Since 2010, the Harding family at Lodge Farm, near Nuneaton, have switched from a creep-fed, early lambing system to one based on the animal’s ability to maintain body condition and produce lambs from grass.
This reduced the weight of adult sheep from 110 kg to 90-95 kg.
Rams are now sold off the farm without any creep. The herd sold 242 rams this year, nearly 100 more than two years ago.
Feeding the rams with concentrate meant that although the rams produced high performance and well-bred lambs, they were not long enough for customers.
Buyers producing Suffolk Mules have had great experience with the new commercially bred tups.
They feared that the lighter and smaller gun would not suit some buyers.
Adjusting sheep size increases profits
Matt Harding, who runs the farm with his parents Charles and Jan and wife Ellie and spoke at this year’s Sheep Breeders’ Roundtable, believes that adjusting sheep size increases profits and increases yield/ha for home and customers.
“Mature ewes are smaller in size and I think we’ve selected for ewes that maintain condition in a grass-based system, so the amount of feed eaten to meet maintenance requirements is less in younger ewes,” Mr Harding said. Farmers Week.
Farm facts: Lodge Farm
- 180 Suffolks (92-95 kg)
- 170 Aberblacks (80-85 kg)
- 120 Aberfield (70kg)
- 72.8 ha (180 hectares) is owned
- 20 ha (50 acres) for rent
- 100 ha (247 hectares) of arable cover crops were grazed from December to the end of March
- Lowland grassland on loamy and loamy soil
He added: “I’ve probably managed 120 Aberfields and their lambs at 70kg mature weight this year compared to 100 Suffolks and their lambs at 91kg. Therefore, there is a 20% increase in cattle collection.”
Mr Harding says that during the harsh dry summer the sheep had to be kept in the sacrificial fields and fed on silage until the rains came and the grasses recovered. All sheep are lighter this year.

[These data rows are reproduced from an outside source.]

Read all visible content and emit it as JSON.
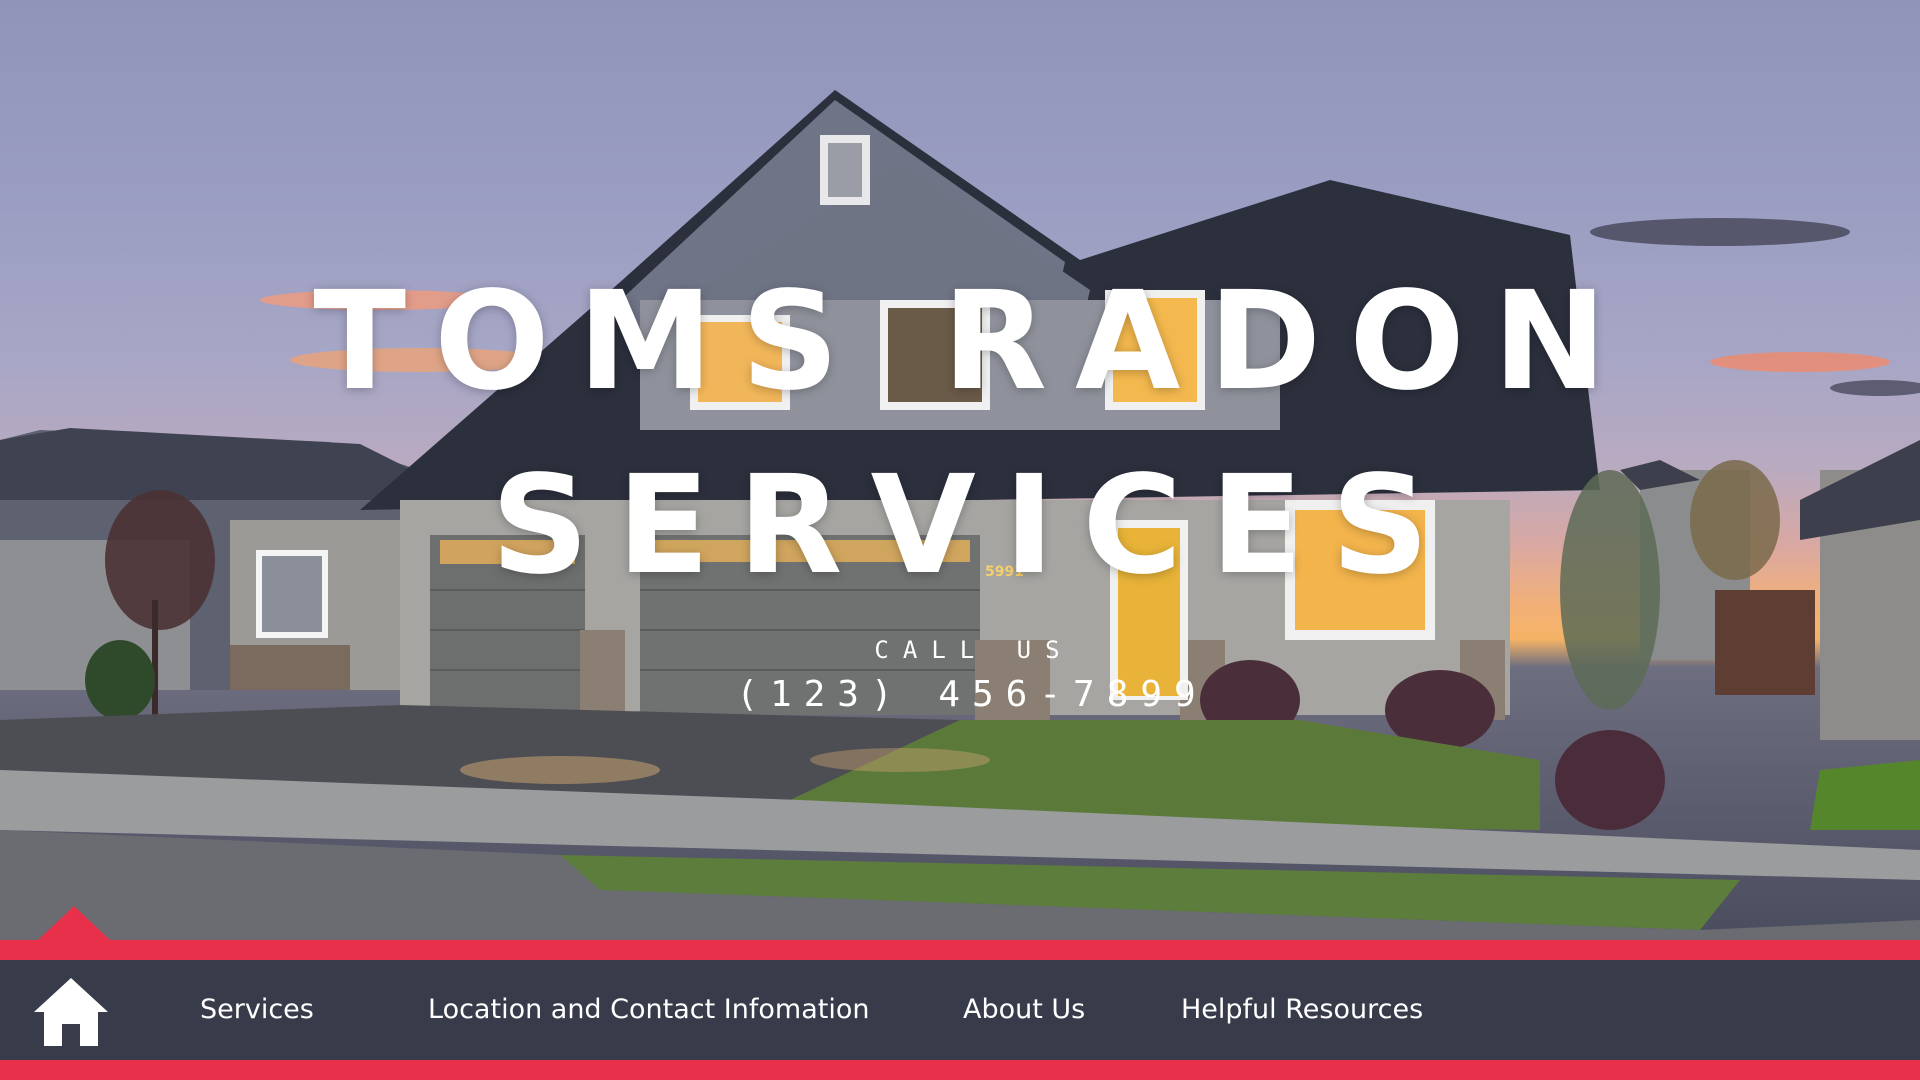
{
  "hero": {
    "title_line1": "TOMS RADON",
    "title_line2": "SERVICES",
    "call_label": "CALL US",
    "phone": "(123) 456-7899",
    "house_number": "5991"
  },
  "nav": {
    "items": [
      {
        "label": "Services"
      },
      {
        "label": "Location and Contact Infomation"
      },
      {
        "label": "About Us"
      },
      {
        "label": "Helpful Resources"
      }
    ]
  },
  "colors": {
    "accent": "#e8304a",
    "nav_background": "#373b4a",
    "text": "#ffffff"
  },
  "icons": {
    "home": "home-icon"
  }
}
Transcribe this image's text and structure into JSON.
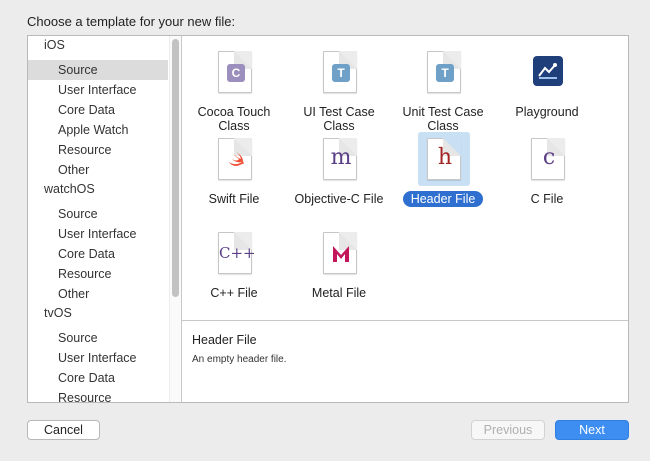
{
  "dialog": {
    "prompt": "Choose a template for your new file:"
  },
  "sidebar": {
    "groups": [
      {
        "platform": "iOS",
        "items": [
          "Source",
          "User Interface",
          "Core Data",
          "Apple Watch",
          "Resource",
          "Other"
        ],
        "selected": 0
      },
      {
        "platform": "watchOS",
        "items": [
          "Source",
          "User Interface",
          "Core Data",
          "Resource",
          "Other"
        ]
      },
      {
        "platform": "tvOS",
        "items": [
          "Source",
          "User Interface",
          "Core Data",
          "Resource"
        ]
      }
    ]
  },
  "templates": [
    {
      "label": "Cocoa Touch Class",
      "icon": "cocoa-touch-class-icon",
      "glyph": "C",
      "color": "#9d8fbd"
    },
    {
      "label": "UI Test Case Class",
      "icon": "ui-test-case-class-icon",
      "glyph": "T",
      "color": "#6fa0c8"
    },
    {
      "label": "Unit Test Case Class",
      "icon": "unit-test-case-class-icon",
      "glyph": "T",
      "color": "#6fa0c8"
    },
    {
      "label": "Playground",
      "icon": "playground-icon",
      "glyph": "",
      "color": "#1e3f7a"
    },
    {
      "label": "Swift File",
      "icon": "swift-file-icon",
      "glyph": "",
      "color": "#ef5138"
    },
    {
      "label": "Objective-C File",
      "icon": "objective-c-file-icon",
      "glyph": "m",
      "color": "#5b3f86"
    },
    {
      "label": "Header File",
      "icon": "header-file-icon",
      "glyph": "h",
      "color": "#a32424",
      "selected": true
    },
    {
      "label": "C File",
      "icon": "c-file-icon",
      "glyph": "c",
      "color": "#5b3f86"
    },
    {
      "label": "C++ File",
      "icon": "cpp-file-icon",
      "glyph": "C++",
      "color": "#5b3f86"
    },
    {
      "label": "Metal File",
      "icon": "metal-file-icon",
      "glyph": "",
      "color": "#c2185b"
    }
  ],
  "description": {
    "title": "Header File",
    "body": "An empty header file."
  },
  "buttons": {
    "cancel": "Cancel",
    "previous": "Previous",
    "next": "Next"
  },
  "colors": {
    "selection": "#2e6fd0",
    "primary_button": "#3d8ef0"
  }
}
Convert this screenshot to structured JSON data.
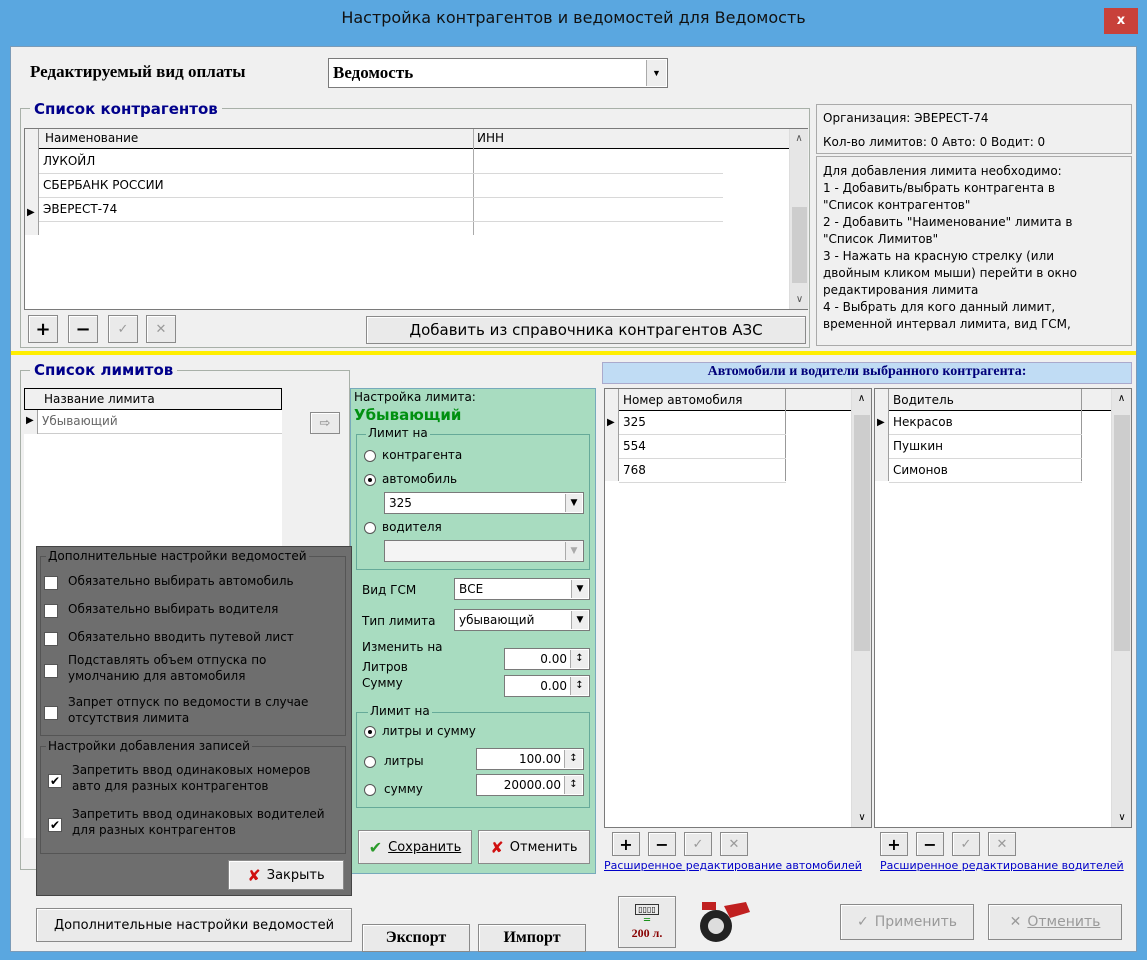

“It wouldn’t have happened a few years ago without concentrate feed, we can get them back on track quickly when they have quality grass in front of them.”
What has changed
- Later lambing: Ewe DM intake was adjusted to farm DM production and lambing was delayed by two months from January to March.
- Selling a shovel, not a lamb: Instead of 90 kg ram lambs, he started selling 100-110 kg grass-fed furs. This has increased the demand for socks in winter, so they are rotated on cover crops around a nearby crop farm. Previously, tups lasted two to four years with clients; it now averages over five years.
- Growing from grass: Suffolk ewes are placed for lambing, but in the shortest possible time their lambs are out on the grass where they have rested during the winter. They are grazed in rotation on 2 ha (5 acre) pastures with no concentrate given to sheep or lambs. Lambs are growing at 380g per day to eight weeks, which is 10g higher than the last year of creep feeding 10 years ago.
- Cut by condition: Many ewes “were out” of the grass-based system, but some were able to manage. Sheep that cannot maintain their condition are always slaughtered.
- Grass based genetics: Sandyknowe genetics were purchased from grass-based Suffolk breeder Malcolm Stewart, Earlston. Sandyknowe Sole Trade went to the herd and Bentley Retallick, who is 50% New Zealand blood, also made a significant impact. Recently, Sandyknowe Trent has had a major impact on estimated breeding values and growth rates. His progeny has the best growth rate seen on the farm to date.